The voice echoed in Grey’s head, a deep musical voice that had nothing human in it.
Please forgive the mess it has been some time since I’ve had visitors.
Grey clapped his hands over his ears as a strange pressure started to build.
Now listen little one. They are coming to hurt you. Coming to break your bones and drink your blood.
Grey dropped to the floor with a groan. Eyes squeezed shut, hands clamped to the sides of his head, the pressure unbearable.
They’re coming little one… to do unspeakable things…
Grey could barely make out the voice over the buzzing in his ears. Then when he was sure his head would explode the pressure vanished, and Grey was floating looking down on the cavern, as five men entered. Four could have been any of the desperate people who scraped a living in town. Grey’s eyes washed over them and dismissed them, it was the leader who held his attention. He was young but had a man’s size with a barrel chest and arms thicker than Grey’s waist. He had short blonde hair so pale it was almost white and the simple shirt and trousers he wore made him look like a prince compared to his companions.
“There’s nowhere to go little rabbit,” said the leader. “You may as well come out.”
Grey watched as behind the altar, his body started to stir.
“If you make us come looking for you this will go badly for you,” the man looked over at his companions. “More badly I should say…”
Grey’s body sat up jerkily like a poorly controlled puppet. With a sigh, the leader waved a hand, and the men spread out, two going left and two right, cudgels raised. Grey could only watch as his body burst from behind the tomb darting forward to squeeze through the swiftly closing gap. For a second he thought he’d made it, but then they tackled him to the floor. He looked so tiny locked in that cruel embrace that struggle as he might he knew there was no escape. Struggle he did though, and with each bite or swing of his leg, he took a blow with a cudgel or a kick on the chest. They beat him until he lay shaking in a pool of his own blood.
The fight finally out of him the leader stepped forward between his men and stood towering of Greys body a sick smile on his pale face.

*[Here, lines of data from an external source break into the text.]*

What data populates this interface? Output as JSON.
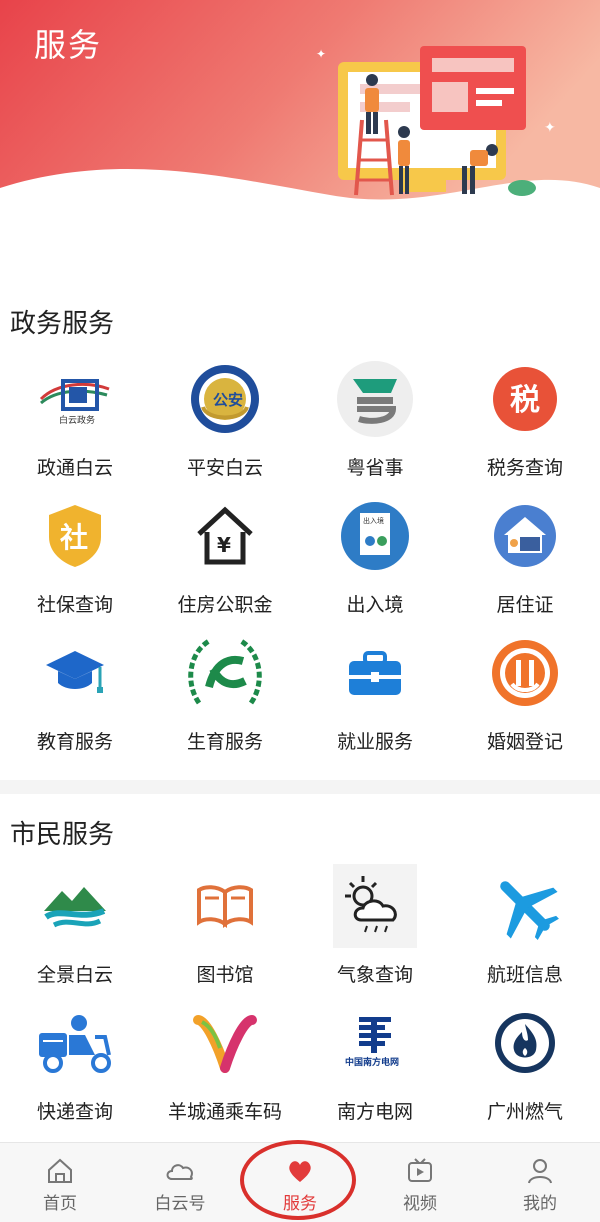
{
  "header": {
    "title": "服务"
  },
  "sections": [
    {
      "title": "政务服务",
      "items": [
        {
          "label": "政通白云",
          "icon": "baiyun-gov-icon"
        },
        {
          "label": "平安白云",
          "icon": "police-badge-icon"
        },
        {
          "label": "粤省事",
          "icon": "yueshengshi-icon"
        },
        {
          "label": "税务查询",
          "icon": "tax-icon"
        },
        {
          "label": "社保查询",
          "icon": "social-security-icon"
        },
        {
          "label": "住房公职金",
          "icon": "housing-fund-icon"
        },
        {
          "label": "出入境",
          "icon": "immigration-icon"
        },
        {
          "label": "居住证",
          "icon": "residence-permit-icon"
        },
        {
          "label": "教育服务",
          "icon": "graduation-cap-icon"
        },
        {
          "label": "生育服务",
          "icon": "birth-service-icon"
        },
        {
          "label": "就业服务",
          "icon": "briefcase-icon"
        },
        {
          "label": "婚姻登记",
          "icon": "marriage-registration-icon"
        }
      ]
    },
    {
      "title": "市民服务",
      "items": [
        {
          "label": "全景白云",
          "icon": "mountain-panorama-icon"
        },
        {
          "label": "图书馆",
          "icon": "book-icon"
        },
        {
          "label": "气象查询",
          "icon": "weather-icon"
        },
        {
          "label": "航班信息",
          "icon": "airplane-icon"
        },
        {
          "label": "快递查询",
          "icon": "delivery-scooter-icon"
        },
        {
          "label": "羊城通乘车码",
          "icon": "yangchengtong-icon"
        },
        {
          "label": "南方电网",
          "icon": "power-grid-icon"
        },
        {
          "label": "广州燃气",
          "icon": "gas-flame-icon"
        }
      ]
    }
  ],
  "icon_text": {
    "baiyun_gov": "白云政务",
    "police": "公安",
    "tax": "税",
    "social": "社",
    "housing": "¥",
    "immigration": "出入境",
    "grid_cn": "中国南方电网"
  },
  "tabs": [
    {
      "label": "首页",
      "icon": "home-icon",
      "active": false
    },
    {
      "label": "白云号",
      "icon": "cloud-icon",
      "active": false
    },
    {
      "label": "服务",
      "icon": "heart-icon",
      "active": true
    },
    {
      "label": "视频",
      "icon": "video-icon",
      "active": false
    },
    {
      "label": "我的",
      "icon": "user-icon",
      "active": false
    }
  ],
  "colors": {
    "brand_red": "#e23b3b",
    "header_gradient_start": "#e8474a",
    "header_gradient_end": "#f6b79a"
  }
}
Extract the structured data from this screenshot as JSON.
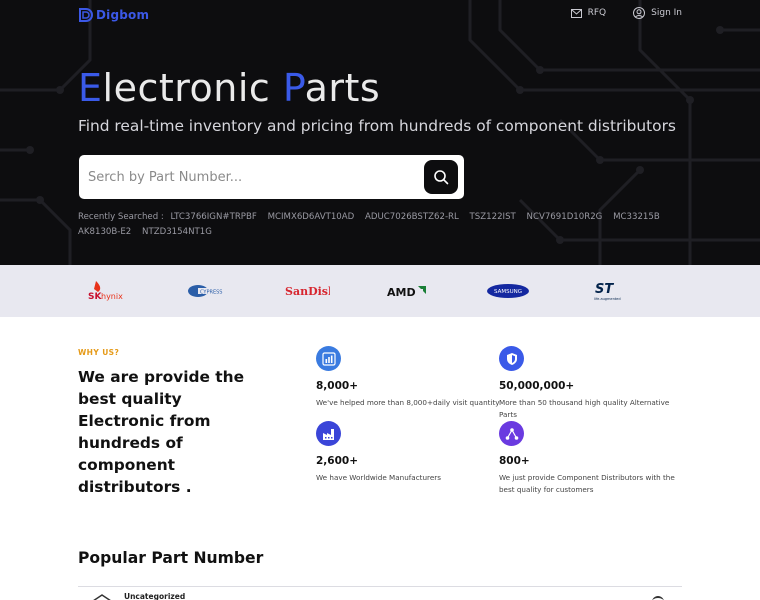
{
  "header": {
    "brand": "Digbom",
    "nav": [
      {
        "label": "RFQ",
        "icon": "mail-icon"
      },
      {
        "label": "Sign In",
        "icon": "user-icon"
      }
    ]
  },
  "hero": {
    "title_part1_initial": "E",
    "title_part1_rest": "lectronic ",
    "title_part2_initial": "P",
    "title_part2_rest": "arts",
    "subtitle": "Find real-time inventory and pricing from hundreds of component distributors",
    "search_placeholder": "Serch by Part Number...",
    "recent_label": "Recently Searched :",
    "recent": [
      "LTC3766IGN#TRPBF",
      "MCIMX6D6AVT10AD",
      "ADUC7026BSTZ62-RL",
      "TSZ122IST",
      "NCV7691D10R2G",
      "MC33215B",
      "AK8130B-E2",
      "NTZD3154NT1G"
    ]
  },
  "brands": [
    {
      "name": "SK hynix",
      "icon": "sk-hynix-logo"
    },
    {
      "name": "Cypress",
      "icon": "cypress-logo"
    },
    {
      "name": "SanDisk",
      "icon": "sandisk-logo"
    },
    {
      "name": "AMD",
      "icon": "amd-logo"
    },
    {
      "name": "SAMSUNG",
      "icon": "samsung-logo"
    },
    {
      "name": "ST",
      "icon": "st-logo"
    }
  ],
  "why": {
    "label": "WHY US?",
    "title": "We are provide the best quality Electronic from hundreds of component distributors .",
    "stats": [
      {
        "value": "8,000+",
        "desc": "We've helped more than 8,000+daily visit quantity",
        "icon": "chart-icon"
      },
      {
        "value": "50,000,000+",
        "desc": "More than 50 thousand high quality Alternative Parts",
        "icon": "shield-icon"
      },
      {
        "value": "2,600+",
        "desc": "We have Worldwide Manufacturers",
        "icon": "factory-icon"
      },
      {
        "value": "800+",
        "desc": "We just provide Component Distributors with the best quality for customers",
        "icon": "network-icon"
      }
    ]
  },
  "popular": {
    "title": "Popular Part Number",
    "first_category": "Uncategorized"
  },
  "colors": {
    "accent": "#3a5ae8",
    "dark": "#0d0d0f",
    "orange": "#e59a18",
    "brand_strip": "#e8e8f0"
  }
}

“I’ll show you what we do to freaks like you girl,” he said licking his lips.
“No!”
Grey fell back away from the tomb and looked around in confusion, the room was empty. He rubbed his face with his shaking hands. It was just a dream, or a hallucination, or something but try as he might he couldn’t shake the feeling that was real in some way he didn’t understand. He had the coppery taste of blood in his mouth and the stink of the men in his nostrils.
It doesn’t have to be this way. I can help you, make you strong.
Grey felt an alien presence reaching out for him, the strange breeze caressing his cheek as gentle as a lover.
I can be your second chance as you can be mine. Just reach in and take it.
“No!” cried Grey. “Leave me alone!”
“Or what?”
Grey’s head shot up, and he saw a pale face smiling out at him from under a pile of unruly blond hair.
“No! No! No! Leave me alone!”
“Why would we do that when we’ve been searching so hard for you?” the man nodded his head and his accomplices spread out cutting off Grey’s escape.
“No! Just leave me alone. Don’t make me… Not again…”
The man laughed, a hollow sound with nothing of amusement in it. At his signal, the ruffians started to close slowly in on Grey. “Don’t make you what girl? What are you going to do?”
Grey dove forward thrusting a hand into the gap in the tomb. As the men darted forward to grab him, he felt his hand close on something cold and hard. A great wind seemed to come from nowhere. The men were pushed back, straining to hold themselves up as the wind battered them, blasting exposed skin with like a sandstorm. Then as quickly as it came, the wind died down leaving Grey standing straight behind the tomb palms upraised.
“Call me girl again,” he whispered his voice low and dangerous.
The man ground his teeth, puffed out his chest and took a step forward. “Listen, girl…”
Flames burst into being writhing around Grey’s hands as he locked eyes with the pale-faced man. “Big. Mistake.” Grey’s eyes flashed, and for the next few moments, all that could be heard over the screams of the dying was the young boy’s laughter. Bright, glorious and mad.